Still, it’s unsettling to ponder the prospect of our theatres, or even an entire theatre system, surviving in spite of being just “okay.” It reminds me of something the Mountain King, a troll, says in Ibsen’s Peer Gynt: “Among men, the saying goes: ‘Man, to thyself be true!’ But at home here with us, ’mid the tribe of the trolls, the saying goes: ‘Troll, to thyself be—enough!’”
During TCG’s Fall Forum on Governance in November, speaker Cathy Trower (who cited Dutch Leonard’s quote above about nonprofit leadership) talked about how the quality of decision-making is directly related to how well a problem is investigated and framed. She reminded us that Einstein once said, “If I had one hour to save the world, I would spend 55 minutes defining the problem and only 5 minutes finding the solution.”
There is a correlation between time invested to do things and the level of excellence that can be achieved. It’s not that you always need more time—though often more time is crucial. The key is using time strategically to achieve the best results.
Years ago, I had an overachieving mentor who said he handled the problem of overwork by rotating the things he was neglecting on any given day. It’s called “selective neglect.” To be able to do anything exceptionally well (and to remain sane in the process), it’s important to cultivate the ability to place focused, undistracted time on the things that are most valuable and most important, while accepting the inevitability that some other things will be done less perfectly, even abandoned for a period of time or cut from the priority list entirely.
As the years pass, finding that focused time becomes increasingly difficult, especially since the mere distractions of a few years ago are now tantamount to survival: posting on Facebook, checking Instagram, wading through e-mail.

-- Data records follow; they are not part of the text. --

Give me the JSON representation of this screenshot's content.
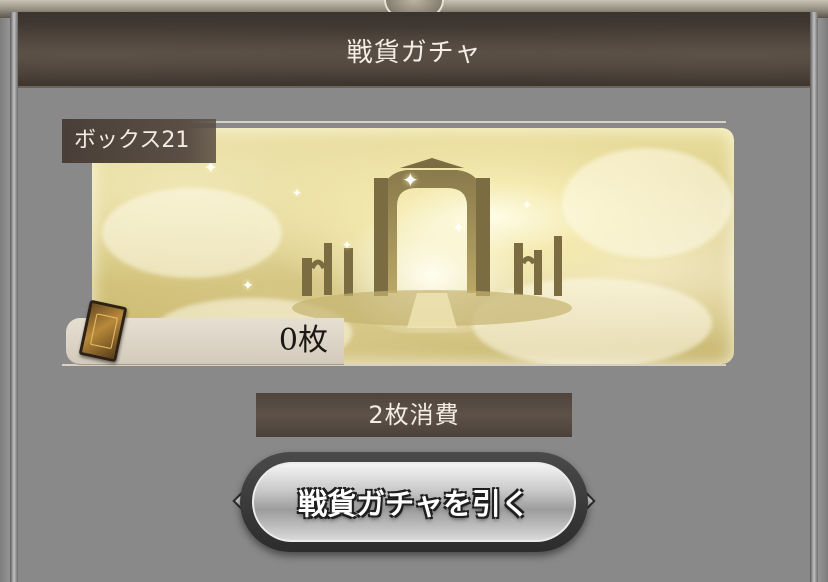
{
  "header": {
    "title": "戦貨ガチャ"
  },
  "box": {
    "label": "ボックス21",
    "ticket_count": "0枚",
    "ticket_icon": "ticket-card-icon"
  },
  "cost": {
    "label": "2枚消費"
  },
  "actions": {
    "draw_label": "戦貨ガチャを引く"
  },
  "colors": {
    "header_bg": "#3b332d",
    "panel_bg": "#8a8a8a",
    "label_bg": "#4f443c",
    "banner_gold": "#e9dd9c"
  }
}
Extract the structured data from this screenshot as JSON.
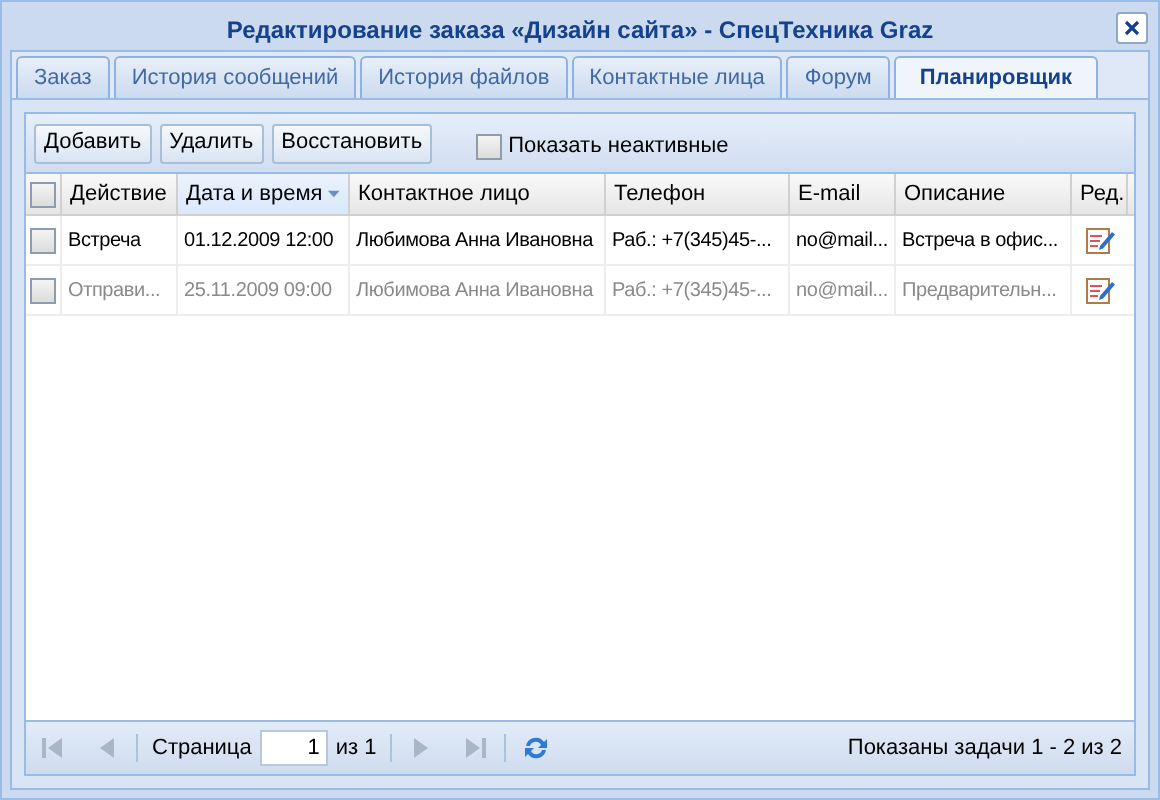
{
  "window": {
    "title": "Редактирование заказа «Дизайн сайта» - СпецТехника Graz"
  },
  "tabs": [
    {
      "label": "Заказ",
      "selected": false
    },
    {
      "label": "История сообщений",
      "selected": false
    },
    {
      "label": "История файлов",
      "selected": false
    },
    {
      "label": "Контактные лица",
      "selected": false
    },
    {
      "label": "Форум",
      "selected": false
    },
    {
      "label": "Планировщик",
      "selected": true
    }
  ],
  "toolbar": {
    "buttons": [
      "Добавить",
      "Удалить",
      "Восстановить"
    ],
    "show_inactive": {
      "label": "Показать неактивные",
      "checked": false
    }
  },
  "table": {
    "select_all": {
      "checked": false
    },
    "columns": [
      {
        "label": "Действие",
        "sorted": false
      },
      {
        "label": "Дата и время",
        "sorted": true
      },
      {
        "label": "Контактное лицо",
        "sorted": false
      },
      {
        "label": "Телефон",
        "sorted": false
      },
      {
        "label": "E-mail",
        "sorted": false
      },
      {
        "label": "Описание",
        "sorted": false
      },
      {
        "label": "Ред.",
        "sorted": false
      }
    ],
    "rows": [
      {
        "checked": false,
        "inactive": false,
        "cells": [
          "Встреча",
          "01.12.2009 12:00",
          "Любимова Анна Ивановна",
          "Раб.: +7(345)45-...",
          "no@mail...",
          "Встреча в офис..."
        ]
      },
      {
        "checked": false,
        "inactive": true,
        "cells": [
          "Отправи...",
          "25.11.2009 09:00",
          "Любимова Анна Ивановна",
          "Раб.: +7(345)45-...",
          "no@mail...",
          "Предварительн..."
        ]
      }
    ]
  },
  "pager": {
    "page_label": "Страница",
    "page": "1",
    "of": "из 1",
    "nav_disabled": true,
    "summary": "Показаны задачи 1 - 2 из 2"
  }
}
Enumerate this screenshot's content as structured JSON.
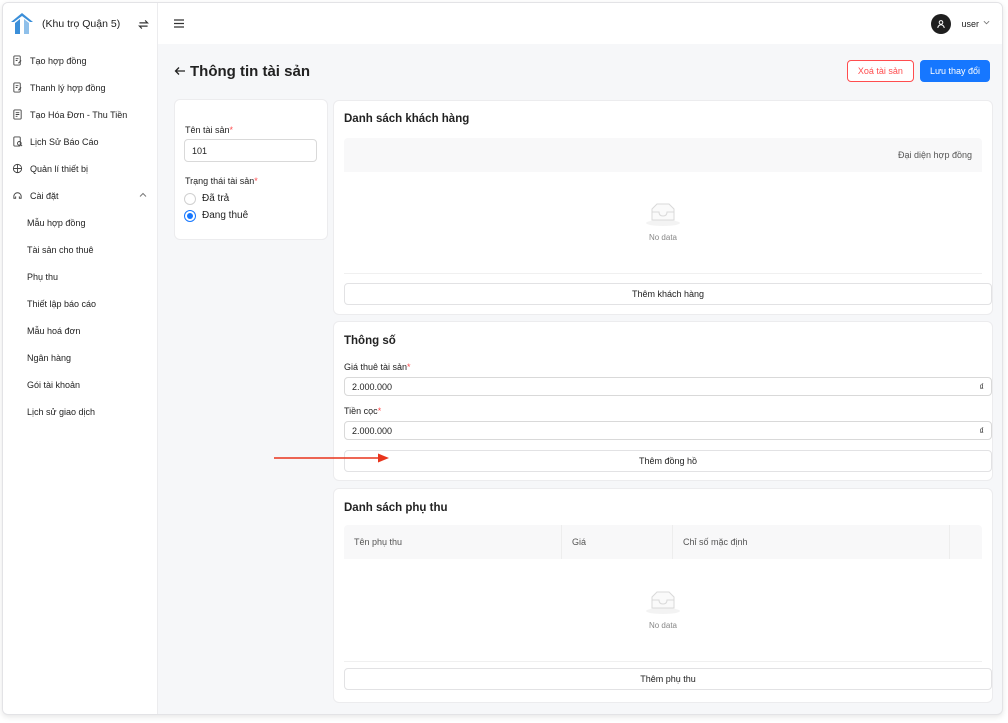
{
  "brand": {
    "name": "(Khu trọ Quận 5)"
  },
  "sidebar": {
    "items": [
      {
        "label": "Tạo hợp đồng",
        "icon": "file-signature-icon"
      },
      {
        "label": "Thanh lý hợp đồng",
        "icon": "file-signature-icon"
      },
      {
        "label": "Tạo Hóa Đơn - Thu Tiền",
        "icon": "receipt-icon"
      },
      {
        "label": "Lịch Sử Báo Cáo",
        "icon": "report-icon"
      },
      {
        "label": "Quản lí thiết bị",
        "icon": "device-icon"
      },
      {
        "label": "Cài đặt",
        "icon": "settings-icon"
      }
    ],
    "subitems": [
      "Mẫu hợp đồng",
      "Tài sản cho thuê",
      "Phụ thu",
      "Thiết lập báo cáo",
      "Mẫu hoá đơn",
      "Ngân hàng",
      "Gói tài khoản",
      "Lịch sử giao dịch"
    ]
  },
  "header": {
    "user": "user"
  },
  "page": {
    "title": "Thông tin tài sản",
    "delete_label": "Xoá tài sản",
    "save_label": "Lưu thay đổi"
  },
  "asset": {
    "name_label": "Tên tài sản",
    "name_value": "101",
    "status_label": "Trạng thái tài sản",
    "status_options": [
      "Đã trả",
      "Đang thuê"
    ],
    "status_selected": "Đang thuê"
  },
  "customers": {
    "title": "Danh sách khách hàng",
    "column": "Đại diện hợp đồng",
    "empty": "No data",
    "add_label": "Thêm khách hàng"
  },
  "specs": {
    "title": "Thông số",
    "price_label": "Giá thuê tài sản",
    "price_value": "2.000.000",
    "deposit_label": "Tiền cọc",
    "deposit_value": "2.000.000",
    "currency": "₫",
    "add_meter_label": "Thêm đồng hồ"
  },
  "surcharges": {
    "title": "Danh sách phụ thu",
    "columns": [
      "Tên phụ thu",
      "Giá",
      "Chỉ số mặc định"
    ],
    "empty": "No data",
    "add_label": "Thêm phụ thu"
  },
  "colors": {
    "primary": "#1677ff",
    "danger": "#ff4d4f",
    "logo": "#3b8fd9",
    "annotation_arrow": "#e8341c"
  }
}
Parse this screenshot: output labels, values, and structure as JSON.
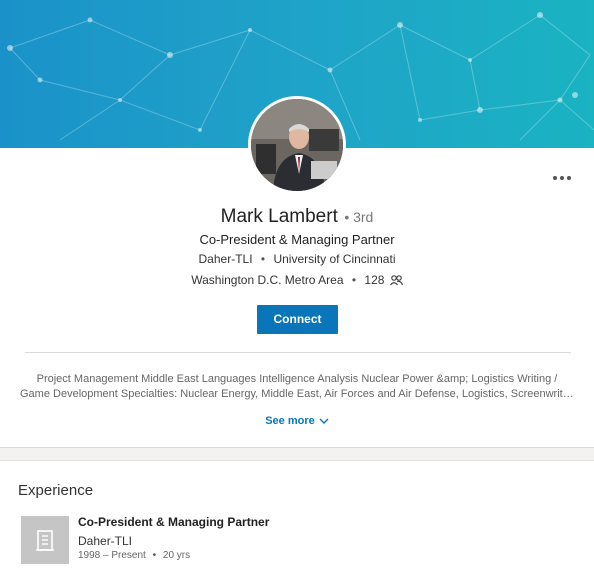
{
  "profile": {
    "name": "Mark Lambert",
    "degree": "• 3rd",
    "headline": "Co-President & Managing Partner",
    "company": "Daher-TLI",
    "school": "University of Cincinnati",
    "location": "Washington D.C. Metro Area",
    "connections": "128",
    "bullet": "•"
  },
  "actions": {
    "connect_label": "Connect",
    "see_more_label": "See more"
  },
  "summary": {
    "line1": "Project Management Middle East Languages Intelligence Analysis Nuclear Power &amp; Logistics Writing /",
    "line2": "Game Development Specialties: Nuclear Energy, Middle East, Air Forces and Air Defense, Logistics, Screenwriting, ..."
  },
  "experience": {
    "section_title": "Experience",
    "items": [
      {
        "title": "Co-President & Managing Partner",
        "company": "Daher-TLI",
        "dates": "1998 – Present",
        "duration": "20 yrs"
      }
    ]
  },
  "colors": {
    "accent": "#0a75b8",
    "banner": "#1ba2c8"
  },
  "icons": {
    "more": "ellipsis-icon",
    "connections": "people-icon",
    "see_more": "chevron-down-icon",
    "company_logo": "building-icon"
  }
}
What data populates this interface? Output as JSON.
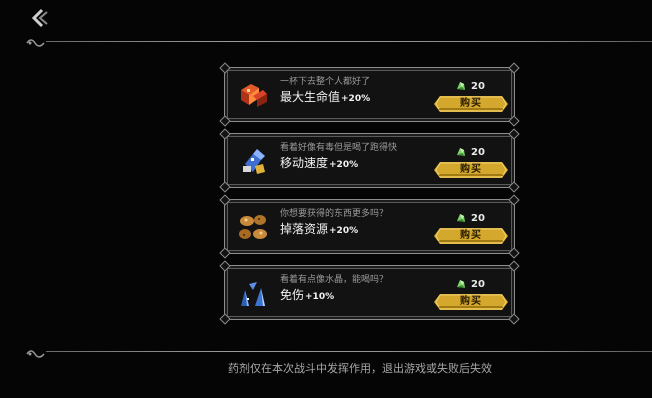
{
  "header": {
    "back_icon": "back-arrow-icon"
  },
  "shop_items": [
    {
      "icon": "red-gem-potion-icon",
      "flavor": "一杯下去整个人都好了",
      "stat": "最大生命值",
      "value": "+20%",
      "price": "20",
      "currency_icon": "green-crystal-icon",
      "buy_label": "购买"
    },
    {
      "icon": "blue-vial-potion-icon",
      "flavor": "看着好像有毒但是喝了跑得快",
      "stat": "移动速度",
      "value": "+20%",
      "price": "20",
      "currency_icon": "green-crystal-icon",
      "buy_label": "购买"
    },
    {
      "icon": "gold-ore-potion-icon",
      "flavor": "你想要获得的东西更多吗？",
      "stat": "掉落资源",
      "value": "+20%",
      "price": "20",
      "currency_icon": "green-crystal-icon",
      "buy_label": "购买"
    },
    {
      "icon": "blue-crystal-shards-icon",
      "flavor": "看着有点像水晶，能喝吗？",
      "stat": "免伤",
      "value": "+10%",
      "price": "20",
      "currency_icon": "green-crystal-icon",
      "buy_label": "购买"
    }
  ],
  "footer": {
    "notice": "药剂仅在本次战斗中发挥作用，退出游戏或失败后失效"
  },
  "colors": {
    "background": "#050505",
    "button_gold": "#d4a82c",
    "border": "#8d8d8d"
  }
}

At a book-launch panel discussion in New York recently, Svitlana Matviyenko, co-editor (with Paul D. Miller) of the new book The Imaginary App, observed that cell phones, which at first were like an extension of ourselves—gadgets that were fun and made things more convenient—have evolved to become like prosthetics. Letting go is like cutting off your arm. (Ever notice how you panic when you’re halfway to work and realize you left your cell phone on the kitchen counter?)
To complicate matters further, that cell-phone prosthesis and all of its useful (and not-so-useful) apps sit there collecting information about you, day in and day out. In just a few years, most human bodies have come to consist of two arms, two legs, a head and a cell phone—which is actually a powerful computer that feeds on our desire to be in constant communication with the world.
Granted, our new technological limb is more than a time-grabber. It can help us do our work better, access information that helps us frame problems differently, see new ways of working and connect with artists around the globe we’d never have been able to access in the past. It steals focus, but also has the capacity to help us excel.
My hope in this new year is for a stepping-up of the power and excellence of what we do. I want us to be able to focus on the right problems, and invest in meaningful, effective discourse and decision-making processes, whether we’re dealing with artistry, financial resources, audience and community engagement, technology, organizational cultures, fieldwide equity or other crucial issues that have daily and long-term consequences. Have a happy and most excellent 2015!